El retorno de la CEDA

A tono con el carácter paradójico que, según muchos definidores del ser histórico español informa numerosas de sus manifestaciones, la trascendencia de la CEDA (Confederación Española de Derechas Autónomas) en la actualidad es más resaltada por sus adversarios que por sus simpatizantes. Así, de forma insistente circula por editoriales y crónicas periodísticas la tesis de encontrarnos a la fecha con una verdadera resurrección del partido conservador más nutrido de militantes que ninguna otra formación de su misma articulación e ideario registrada en los anales de nuestra historia. El meteórico ascenso de Ciudadanos y la coriácea resistencia al declive por todas partes anunciado de la derecha tradicional entrañan, conforme a plumas de índole progresista, la inminente aparición de un movimiento de configuración muy semejante al que protagonizase la CEDA en los días conturbados de la Segunda República. Su retorno, en el sentir de la gran mayoría de los sostenedores de tal opinión, ennegrecería aún más el horizonte de la política, aborrascado por la actividad de una derecha de incoercible proclividad autoritaria cuando no reaccionaria.
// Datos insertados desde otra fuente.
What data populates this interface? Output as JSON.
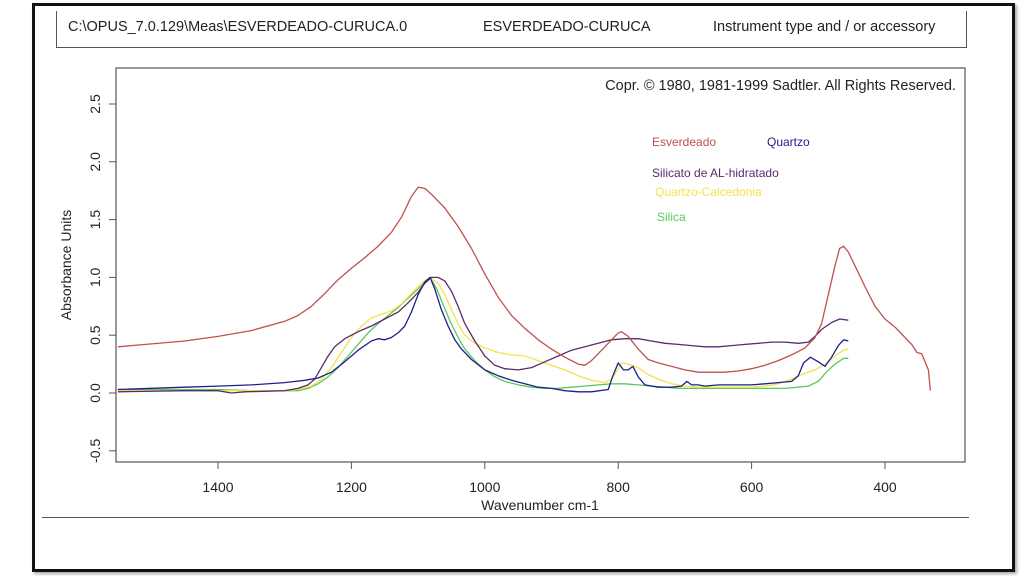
{
  "header": {
    "file_path": "C:\\OPUS_7.0.129\\Meas\\ESVERDEADO-CURUCA.0",
    "sample_name": "ESVERDEADO-CURUCA",
    "instrument": "Instrument type and / or accessory"
  },
  "chart_data": {
    "type": "line",
    "title": "",
    "copyright": "Copr. © 1980, 1981-1999 Sadtler.  All Rights Reserved.",
    "xlabel": "Wavenumber cm-1",
    "ylabel": "Absorbance Units",
    "xlim": [
      1550,
      330
    ],
    "ylim": [
      -0.6,
      2.8
    ],
    "x_reversed": true,
    "grid": false,
    "xticks": [
      1400,
      1200,
      1000,
      800,
      600,
      400
    ],
    "xtick_labels": [
      "1400",
      "1200",
      "1000",
      "800",
      "600",
      "400"
    ],
    "yticks": [
      -0.5,
      0.0,
      0.5,
      1.0,
      1.5,
      2.0,
      2.5
    ],
    "ytick_labels": [
      "-0.5",
      "0.0",
      "0.5",
      "1.0",
      "1.5",
      "2.0",
      "2.5"
    ],
    "legend_placement": "top-right",
    "series": [
      {
        "name": "Esverdeado",
        "color": "#c0504d",
        "points": [
          [
            1550,
            0.4
          ],
          [
            1450,
            0.45
          ],
          [
            1400,
            0.49
          ],
          [
            1350,
            0.54
          ],
          [
            1300,
            0.62
          ],
          [
            1280,
            0.67
          ],
          [
            1260,
            0.75
          ],
          [
            1240,
            0.86
          ],
          [
            1220,
            0.98
          ],
          [
            1200,
            1.08
          ],
          [
            1180,
            1.17
          ],
          [
            1160,
            1.27
          ],
          [
            1140,
            1.39
          ],
          [
            1125,
            1.52
          ],
          [
            1110,
            1.7
          ],
          [
            1100,
            1.78
          ],
          [
            1090,
            1.77
          ],
          [
            1080,
            1.72
          ],
          [
            1060,
            1.6
          ],
          [
            1040,
            1.44
          ],
          [
            1020,
            1.25
          ],
          [
            1000,
            1.03
          ],
          [
            980,
            0.83
          ],
          [
            960,
            0.67
          ],
          [
            940,
            0.56
          ],
          [
            920,
            0.46
          ],
          [
            900,
            0.38
          ],
          [
            880,
            0.31
          ],
          [
            860,
            0.25
          ],
          [
            850,
            0.24
          ],
          [
            840,
            0.28
          ],
          [
            820,
            0.4
          ],
          [
            800,
            0.52
          ],
          [
            795,
            0.53
          ],
          [
            785,
            0.49
          ],
          [
            770,
            0.38
          ],
          [
            755,
            0.29
          ],
          [
            740,
            0.26
          ],
          [
            720,
            0.23
          ],
          [
            700,
            0.2
          ],
          [
            680,
            0.18
          ],
          [
            660,
            0.18
          ],
          [
            640,
            0.18
          ],
          [
            620,
            0.19
          ],
          [
            600,
            0.21
          ],
          [
            580,
            0.24
          ],
          [
            560,
            0.28
          ],
          [
            540,
            0.33
          ],
          [
            520,
            0.39
          ],
          [
            505,
            0.48
          ],
          [
            495,
            0.6
          ],
          [
            485,
            0.85
          ],
          [
            475,
            1.1
          ],
          [
            468,
            1.25
          ],
          [
            462,
            1.27
          ],
          [
            455,
            1.22
          ],
          [
            445,
            1.1
          ],
          [
            430,
            0.92
          ],
          [
            415,
            0.75
          ],
          [
            400,
            0.64
          ],
          [
            385,
            0.57
          ],
          [
            370,
            0.48
          ],
          [
            360,
            0.42
          ],
          [
            352,
            0.35
          ],
          [
            345,
            0.34
          ],
          [
            340,
            0.27
          ],
          [
            335,
            0.2
          ],
          [
            332,
            0.02
          ]
        ]
      },
      {
        "name": "Quartzo",
        "color": "#1f1f8c",
        "points": [
          [
            1550,
            0.03
          ],
          [
            1450,
            0.05
          ],
          [
            1400,
            0.06
          ],
          [
            1350,
            0.07
          ],
          [
            1300,
            0.09
          ],
          [
            1270,
            0.11
          ],
          [
            1250,
            0.13
          ],
          [
            1230,
            0.18
          ],
          [
            1210,
            0.27
          ],
          [
            1190,
            0.37
          ],
          [
            1170,
            0.45
          ],
          [
            1160,
            0.47
          ],
          [
            1150,
            0.46
          ],
          [
            1140,
            0.48
          ],
          [
            1130,
            0.52
          ],
          [
            1120,
            0.58
          ],
          [
            1110,
            0.7
          ],
          [
            1100,
            0.85
          ],
          [
            1090,
            0.96
          ],
          [
            1082,
            1.0
          ],
          [
            1075,
            0.9
          ],
          [
            1065,
            0.72
          ],
          [
            1055,
            0.58
          ],
          [
            1045,
            0.46
          ],
          [
            1035,
            0.38
          ],
          [
            1020,
            0.29
          ],
          [
            1000,
            0.2
          ],
          [
            980,
            0.15
          ],
          [
            960,
            0.11
          ],
          [
            940,
            0.08
          ],
          [
            920,
            0.05
          ],
          [
            900,
            0.04
          ],
          [
            880,
            0.02
          ],
          [
            860,
            0.01
          ],
          [
            840,
            0.01
          ],
          [
            815,
            0.03
          ],
          [
            808,
            0.15
          ],
          [
            800,
            0.26
          ],
          [
            792,
            0.2
          ],
          [
            785,
            0.2
          ],
          [
            778,
            0.23
          ],
          [
            770,
            0.14
          ],
          [
            760,
            0.07
          ],
          [
            740,
            0.05
          ],
          [
            720,
            0.05
          ],
          [
            705,
            0.06
          ],
          [
            697,
            0.1
          ],
          [
            690,
            0.07
          ],
          [
            680,
            0.07
          ],
          [
            670,
            0.06
          ],
          [
            650,
            0.07
          ],
          [
            620,
            0.07
          ],
          [
            600,
            0.07
          ],
          [
            580,
            0.08
          ],
          [
            560,
            0.09
          ],
          [
            540,
            0.1
          ],
          [
            530,
            0.15
          ],
          [
            522,
            0.26
          ],
          [
            512,
            0.31
          ],
          [
            500,
            0.27
          ],
          [
            490,
            0.23
          ],
          [
            480,
            0.31
          ],
          [
            470,
            0.41
          ],
          [
            462,
            0.46
          ],
          [
            455,
            0.45
          ]
        ]
      },
      {
        "name": "Silicato de AL-hidratado",
        "color": "#5b2a6e",
        "points": [
          [
            1550,
            0.01
          ],
          [
            1450,
            0.02
          ],
          [
            1400,
            0.02
          ],
          [
            1380,
            0.0
          ],
          [
            1360,
            0.01
          ],
          [
            1300,
            0.02
          ],
          [
            1280,
            0.04
          ],
          [
            1265,
            0.07
          ],
          [
            1255,
            0.12
          ],
          [
            1245,
            0.22
          ],
          [
            1235,
            0.32
          ],
          [
            1225,
            0.4
          ],
          [
            1210,
            0.47
          ],
          [
            1190,
            0.53
          ],
          [
            1170,
            0.58
          ],
          [
            1150,
            0.64
          ],
          [
            1130,
            0.7
          ],
          [
            1115,
            0.78
          ],
          [
            1100,
            0.87
          ],
          [
            1090,
            0.95
          ],
          [
            1080,
            1.0
          ],
          [
            1070,
            1.0
          ],
          [
            1060,
            0.97
          ],
          [
            1050,
            0.88
          ],
          [
            1040,
            0.75
          ],
          [
            1030,
            0.6
          ],
          [
            1015,
            0.45
          ],
          [
            1000,
            0.32
          ],
          [
            985,
            0.24
          ],
          [
            970,
            0.21
          ],
          [
            950,
            0.2
          ],
          [
            930,
            0.22
          ],
          [
            910,
            0.27
          ],
          [
            890,
            0.32
          ],
          [
            870,
            0.37
          ],
          [
            850,
            0.4
          ],
          [
            830,
            0.43
          ],
          [
            810,
            0.46
          ],
          [
            790,
            0.47
          ],
          [
            770,
            0.47
          ],
          [
            750,
            0.45
          ],
          [
            730,
            0.43
          ],
          [
            710,
            0.42
          ],
          [
            690,
            0.41
          ],
          [
            670,
            0.4
          ],
          [
            650,
            0.4
          ],
          [
            630,
            0.41
          ],
          [
            610,
            0.42
          ],
          [
            590,
            0.43
          ],
          [
            570,
            0.44
          ],
          [
            550,
            0.44
          ],
          [
            530,
            0.43
          ],
          [
            515,
            0.44
          ],
          [
            505,
            0.49
          ],
          [
            495,
            0.55
          ],
          [
            480,
            0.61
          ],
          [
            468,
            0.64
          ],
          [
            455,
            0.63
          ]
        ]
      },
      {
        "name": "Quartzo-Calcedonia",
        "color": "#f2e34c",
        "points": [
          [
            1550,
            0.02
          ],
          [
            1450,
            0.02
          ],
          [
            1400,
            0.02
          ],
          [
            1350,
            0.02
          ],
          [
            1300,
            0.02
          ],
          [
            1280,
            0.03
          ],
          [
            1260,
            0.06
          ],
          [
            1245,
            0.12
          ],
          [
            1230,
            0.22
          ],
          [
            1215,
            0.35
          ],
          [
            1200,
            0.48
          ],
          [
            1185,
            0.58
          ],
          [
            1170,
            0.65
          ],
          [
            1155,
            0.68
          ],
          [
            1140,
            0.71
          ],
          [
            1125,
            0.77
          ],
          [
            1110,
            0.86
          ],
          [
            1095,
            0.95
          ],
          [
            1083,
            1.0
          ],
          [
            1070,
            0.95
          ],
          [
            1060,
            0.85
          ],
          [
            1050,
            0.72
          ],
          [
            1040,
            0.6
          ],
          [
            1030,
            0.5
          ],
          [
            1015,
            0.43
          ],
          [
            1000,
            0.39
          ],
          [
            980,
            0.35
          ],
          [
            960,
            0.33
          ],
          [
            940,
            0.32
          ],
          [
            920,
            0.28
          ],
          [
            900,
            0.24
          ],
          [
            880,
            0.2
          ],
          [
            860,
            0.15
          ],
          [
            840,
            0.11
          ],
          [
            820,
            0.09
          ],
          [
            810,
            0.12
          ],
          [
            800,
            0.21
          ],
          [
            795,
            0.26
          ],
          [
            785,
            0.25
          ],
          [
            770,
            0.22
          ],
          [
            755,
            0.16
          ],
          [
            740,
            0.12
          ],
          [
            720,
            0.08
          ],
          [
            700,
            0.06
          ],
          [
            680,
            0.05
          ],
          [
            660,
            0.05
          ],
          [
            640,
            0.05
          ],
          [
            620,
            0.05
          ],
          [
            600,
            0.05
          ],
          [
            580,
            0.06
          ],
          [
            560,
            0.08
          ],
          [
            540,
            0.12
          ],
          [
            520,
            0.17
          ],
          [
            505,
            0.2
          ],
          [
            490,
            0.25
          ],
          [
            475,
            0.32
          ],
          [
            462,
            0.37
          ],
          [
            455,
            0.38
          ]
        ]
      },
      {
        "name": "Silica",
        "color": "#5cc85c",
        "points": [
          [
            1550,
            0.03
          ],
          [
            1450,
            0.03
          ],
          [
            1400,
            0.03
          ],
          [
            1350,
            0.02
          ],
          [
            1300,
            0.02
          ],
          [
            1280,
            0.02
          ],
          [
            1265,
            0.04
          ],
          [
            1250,
            0.08
          ],
          [
            1235,
            0.14
          ],
          [
            1220,
            0.22
          ],
          [
            1205,
            0.32
          ],
          [
            1190,
            0.42
          ],
          [
            1175,
            0.52
          ],
          [
            1160,
            0.6
          ],
          [
            1145,
            0.67
          ],
          [
            1130,
            0.74
          ],
          [
            1115,
            0.82
          ],
          [
            1100,
            0.9
          ],
          [
            1088,
            0.97
          ],
          [
            1082,
            1.0
          ],
          [
            1072,
            0.9
          ],
          [
            1062,
            0.76
          ],
          [
            1052,
            0.62
          ],
          [
            1040,
            0.48
          ],
          [
            1030,
            0.38
          ],
          [
            1015,
            0.28
          ],
          [
            1000,
            0.2
          ],
          [
            985,
            0.14
          ],
          [
            970,
            0.1
          ],
          [
            950,
            0.07
          ],
          [
            930,
            0.05
          ],
          [
            910,
            0.04
          ],
          [
            890,
            0.04
          ],
          [
            870,
            0.05
          ],
          [
            850,
            0.06
          ],
          [
            830,
            0.07
          ],
          [
            810,
            0.08
          ],
          [
            790,
            0.08
          ],
          [
            770,
            0.07
          ],
          [
            750,
            0.06
          ],
          [
            730,
            0.05
          ],
          [
            710,
            0.04
          ],
          [
            690,
            0.04
          ],
          [
            670,
            0.04
          ],
          [
            650,
            0.04
          ],
          [
            630,
            0.04
          ],
          [
            610,
            0.04
          ],
          [
            590,
            0.04
          ],
          [
            570,
            0.04
          ],
          [
            550,
            0.04
          ],
          [
            530,
            0.05
          ],
          [
            515,
            0.06
          ],
          [
            500,
            0.1
          ],
          [
            488,
            0.18
          ],
          [
            475,
            0.25
          ],
          [
            462,
            0.3
          ],
          [
            455,
            0.3
          ]
        ]
      }
    ]
  }
}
La posición del articulista se halla justamente en los antípodas, en particular en punto a su próxima resurrección. A casi un siglo de distancia de su corta trayectoria, la del catolicismo español de la hora presente convierte a aquella en mera amenaza fantasmal, esgrimida por espíritus alhacarientos prestos a enturbiar la convivencia de sus coetáneos con escritos y leyendas deturpadores de su inmediato ayer. Pues, en efecto, las estructuras y coordenadas del catolicismo hispano son hodiernamente casi por entero diferentes a las de la España de los años 30 de la centuria anterior. El «invierno» imperante hoy en su demografía, testimonio público de su credo, su presencia en los principales medios de comunicación y su vigencia en las más importantes proyecciones culturales descartan por completo cualquier intento de hegemonía social o recobro de una roborante salud, indispensables para la plasmación de un clima que hiciese de humus de un movimiento confesional comparable con el que encarnaran hace 80 años las aspiraciones políticas de la gran masa del catolicismo español.
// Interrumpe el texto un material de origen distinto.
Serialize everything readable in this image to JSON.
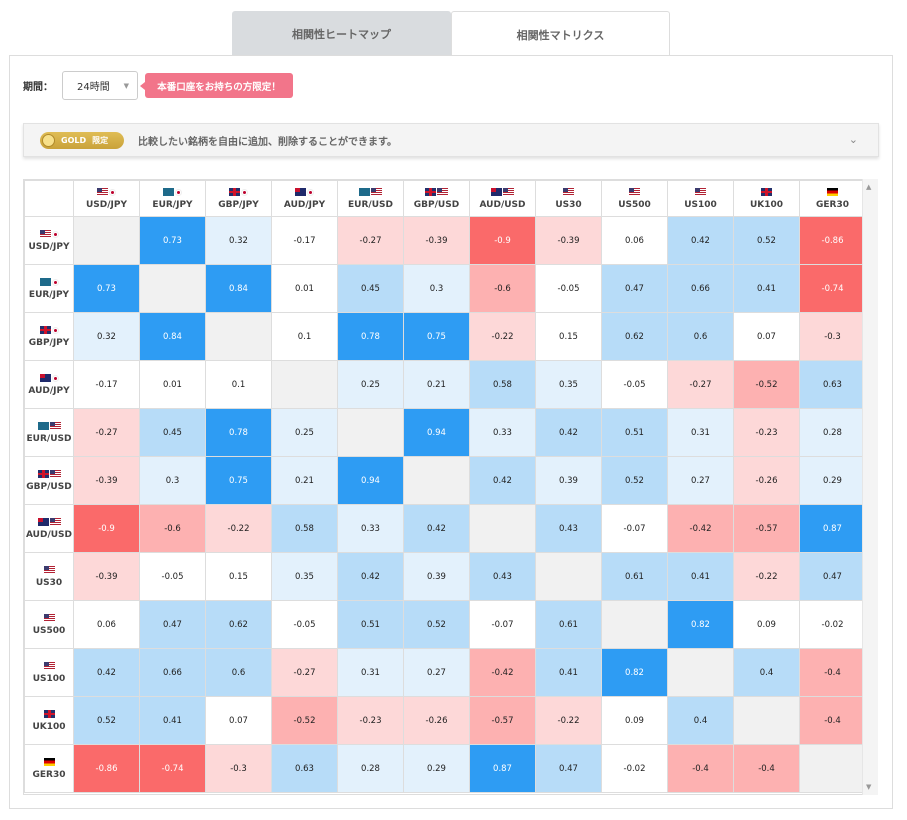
{
  "tabs": [
    {
      "label": "相関性ヒートマップ",
      "active": false
    },
    {
      "label": "相関性マトリクス",
      "active": true
    }
  ],
  "period": {
    "label": "期間：",
    "value": "24時間"
  },
  "promo": {
    "label": "本番口座をお持ちの方限定！"
  },
  "gold_bar": {
    "badge": "GOLD",
    "badge_sub": "限定",
    "text": "比較したい銘柄を自由に追加、削除することができます。"
  },
  "colors": {
    "strong_pos": "#2e9cf3",
    "pos": "#b7dcf8",
    "weak_pos": "#e3f1fc",
    "strong_neg": "#fa6a6a",
    "neg": "#fdb1b1",
    "weak_neg": "#fdd8d8",
    "diag": "#f1f1f1"
  },
  "matrix": {
    "symbols": [
      {
        "label": "USD/JPY",
        "flags": [
          "us",
          "jp"
        ]
      },
      {
        "label": "EUR/JPY",
        "flags": [
          "eu",
          "jp"
        ]
      },
      {
        "label": "GBP/JPY",
        "flags": [
          "gb",
          "jp"
        ]
      },
      {
        "label": "AUD/JPY",
        "flags": [
          "au",
          "jp"
        ]
      },
      {
        "label": "EUR/USD",
        "flags": [
          "eu",
          "us"
        ]
      },
      {
        "label": "GBP/USD",
        "flags": [
          "gb",
          "us"
        ]
      },
      {
        "label": "AUD/USD",
        "flags": [
          "au",
          "us"
        ]
      },
      {
        "label": "US30",
        "flags": [
          "us"
        ]
      },
      {
        "label": "US500",
        "flags": [
          "us"
        ]
      },
      {
        "label": "US100",
        "flags": [
          "us"
        ]
      },
      {
        "label": "UK100",
        "flags": [
          "gb"
        ]
      },
      {
        "label": "GER30",
        "flags": [
          "de"
        ]
      }
    ],
    "values": [
      [
        "",
        "0.73",
        "0.32",
        "-0.17",
        "-0.27",
        "-0.39",
        "-0.9",
        "-0.39",
        "0.06",
        "0.42",
        "0.52",
        "-0.86"
      ],
      [
        "0.73",
        "",
        "0.84",
        "0.01",
        "0.45",
        "0.3",
        "-0.6",
        "-0.05",
        "0.47",
        "0.66",
        "0.41",
        "-0.74"
      ],
      [
        "0.32",
        "0.84",
        "",
        "0.1",
        "0.78",
        "0.75",
        "-0.22",
        "0.15",
        "0.62",
        "0.6",
        "0.07",
        "-0.3"
      ],
      [
        "-0.17",
        "0.01",
        "0.1",
        "",
        "0.25",
        "0.21",
        "0.58",
        "0.35",
        "-0.05",
        "-0.27",
        "-0.52",
        "0.63"
      ],
      [
        "-0.27",
        "0.45",
        "0.78",
        "0.25",
        "",
        "0.94",
        "0.33",
        "0.42",
        "0.51",
        "0.31",
        "-0.23",
        "0.28"
      ],
      [
        "-0.39",
        "0.3",
        "0.75",
        "0.21",
        "0.94",
        "",
        "0.42",
        "0.39",
        "0.52",
        "0.27",
        "-0.26",
        "0.29"
      ],
      [
        "-0.9",
        "-0.6",
        "-0.22",
        "0.58",
        "0.33",
        "0.42",
        "",
        "0.43",
        "-0.07",
        "-0.42",
        "-0.57",
        "0.87"
      ],
      [
        "-0.39",
        "-0.05",
        "0.15",
        "0.35",
        "0.42",
        "0.39",
        "0.43",
        "",
        "0.61",
        "0.41",
        "-0.22",
        "0.47"
      ],
      [
        "0.06",
        "0.47",
        "0.62",
        "-0.05",
        "0.51",
        "0.52",
        "-0.07",
        "0.61",
        "",
        "0.82",
        "0.09",
        "-0.02"
      ],
      [
        "0.42",
        "0.66",
        "0.6",
        "-0.27",
        "0.31",
        "0.27",
        "-0.42",
        "0.41",
        "0.82",
        "",
        "0.4",
        "-0.4"
      ],
      [
        "0.52",
        "0.41",
        "0.07",
        "-0.52",
        "-0.23",
        "-0.26",
        "-0.57",
        "-0.22",
        "0.09",
        "0.4",
        "",
        "-0.4"
      ],
      [
        "-0.86",
        "-0.74",
        "-0.3",
        "0.63",
        "0.28",
        "0.29",
        "0.87",
        "0.47",
        "-0.02",
        "-0.4",
        "-0.4",
        ""
      ]
    ]
  }
}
Como se recordará, la CEDA ha tenido dos historiadores de solvencia. Uno, el llorado Javier Tusell y otro, el sobresaliente estasiólogo Montero Gibert; el primero inclinado al elogio mesurado, y el segundo más alabeado a la crítica. Dada a la imprenta la mayor parte del corpus bibliográfico acerca de la CEDA en lo más alto de la ola progresista-marxista que dominara nuestra historiografía contemporánea en los comedios y postrimerías del novecientos, no resulta sorprendente la visión aceradamente negativa de la versión original y acaso más genuina de la democracia-cristiana española, representada por la formación que acaudillase un líder en verdad excepcional: José María Gil Robles. Pura reacción, encubierto bonapartismo, totalitarismo light, dictadura demagógica, caudillismo populista…, de todas estas y otras muchas maneras de idéntico tenor se ha definido un partido moderno, al que sus dirigentes más descollantes pretendieron convertir en movimiento reformador de la arcaica vida española, sin más logro que poner al descubierto la contradicciones de su militancia y la ancha separación entre el aparato y la masa de maniobra.

Empero sin engolfarse en controversias propias de especialistas, cabe, en esta hora difícil de nuestra nación, recordar y enaltecer la actividad y militancia en la CEDA de las esferas populares y de las clases medias de mayor adhesión a su credo religioso tradicional, que acudieron a la llamada hecha por Ángel Herrera y los cuadros por él adiestrados, para crear un partido de identidad demócrata-cristiana y vocación centrista. Cuando en la decisiva tesitura en la que el resto de las grandes fuerzas del régimen ofrecieran un desolador déficit en la voluntad de concordia y confianza en las virtualidades del Sistema, la fe democrática de sus hombres y mujeres -numerosas y admirables…- se mantuvo intacta. Que una y otra se volatizaran en el trágico julio de 1936, no puede desmentir la autenticidad de la inserción y el compromiso de la CEDA con el rumbo de una República en cuyo desastrado final no le cupo -con empleo del rasero más exigente- mayor responsabilidad que la de los sectores que se arrogaron la custodia de sus esencias.

Tal es el balance histórico del movimiento o partido cuyo actualizado legado inquieta las noches de no pocos observadores y comentaristas de la vida pública española. Si así, desgraciadamente, fuese, no han de angustiarse en exceso. La adusta e insobornable Clío les disipará todas las pesadillas de ese género. Bastará que, morosamente, lean sin prisas ni anteojeras la publicística más acribiosa sobre la grave e importante cuestión. Sin excusa ni delación alguna, las páginas a ella dedicadas por J. Pabón en su inmarcesible y eterno Cambó.

José Manuel Cuenca Toribio es miembro de la Real Academia de Doctores de España.